Уничтожив Витьку с Гошкой насмешками, предложили чаю. Включили странный, белый, похожий на космическую ракету электрический чайник. Такие существуют в будущем, в том, где Палыч и Веня не только работают, а ещё просто живут, ездят домой на метро, ложатся спать, стоят в очередях за колбасой и апельсинами.
Хотя нет, очереди в будущем кончились. Очередей нет, в магазинах всего навалом. Деньги другие, и техника очень сильно вперёд ушла.
Новые компьютеры из будущего в НИИ стоят. Сиблингам показывали и даже поиграть пускали после матчасти. Только не очень долго. Но долго и не получалось: в общей игре близнецы всех уделывали довольно скоро. Они же между собой общаются без слов, как телепаты.

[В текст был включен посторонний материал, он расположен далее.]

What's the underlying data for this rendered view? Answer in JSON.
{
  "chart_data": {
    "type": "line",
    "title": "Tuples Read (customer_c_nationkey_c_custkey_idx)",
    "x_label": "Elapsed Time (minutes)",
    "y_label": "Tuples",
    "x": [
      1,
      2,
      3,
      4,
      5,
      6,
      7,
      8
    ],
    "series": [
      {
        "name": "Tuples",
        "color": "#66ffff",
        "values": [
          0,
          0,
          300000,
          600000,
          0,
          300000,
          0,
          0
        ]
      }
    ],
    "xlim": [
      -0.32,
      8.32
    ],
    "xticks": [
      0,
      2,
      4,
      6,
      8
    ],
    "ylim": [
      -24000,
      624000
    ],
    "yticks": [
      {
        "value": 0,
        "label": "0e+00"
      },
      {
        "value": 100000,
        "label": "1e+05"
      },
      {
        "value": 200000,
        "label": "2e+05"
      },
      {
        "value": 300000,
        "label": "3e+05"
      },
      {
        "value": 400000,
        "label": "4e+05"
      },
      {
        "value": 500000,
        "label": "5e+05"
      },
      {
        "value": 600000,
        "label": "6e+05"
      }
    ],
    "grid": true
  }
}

А на планетке компьютеров нет. Палыч говорил, что её мощность не позволяет. Но Веник Банный однажды, когда жгли костёр, проговорился, что дело не в мощности. Просто Палыч не хочет «портить породу», давать сиблингам технику будущего: от неё типа «восприятие реальности становится другим». Наверное, так и есть. Витька пытался на компьютере рисовать, ему программу такую показали. И понял, что карандашом в блокноте у него лучше выходит. Что видишь, то и рисуешь. А когда компьютер вместо тебя видит – не то.
Пили чай с пряниками, Гошка читал свои стихи, похожие на дразнилки. Потом похвастался, что знает наизусть поэму про деда Мазая. Палыч сделал вид, что не поверил, Гошка повёлся, сказал, что сейчас прочтёт.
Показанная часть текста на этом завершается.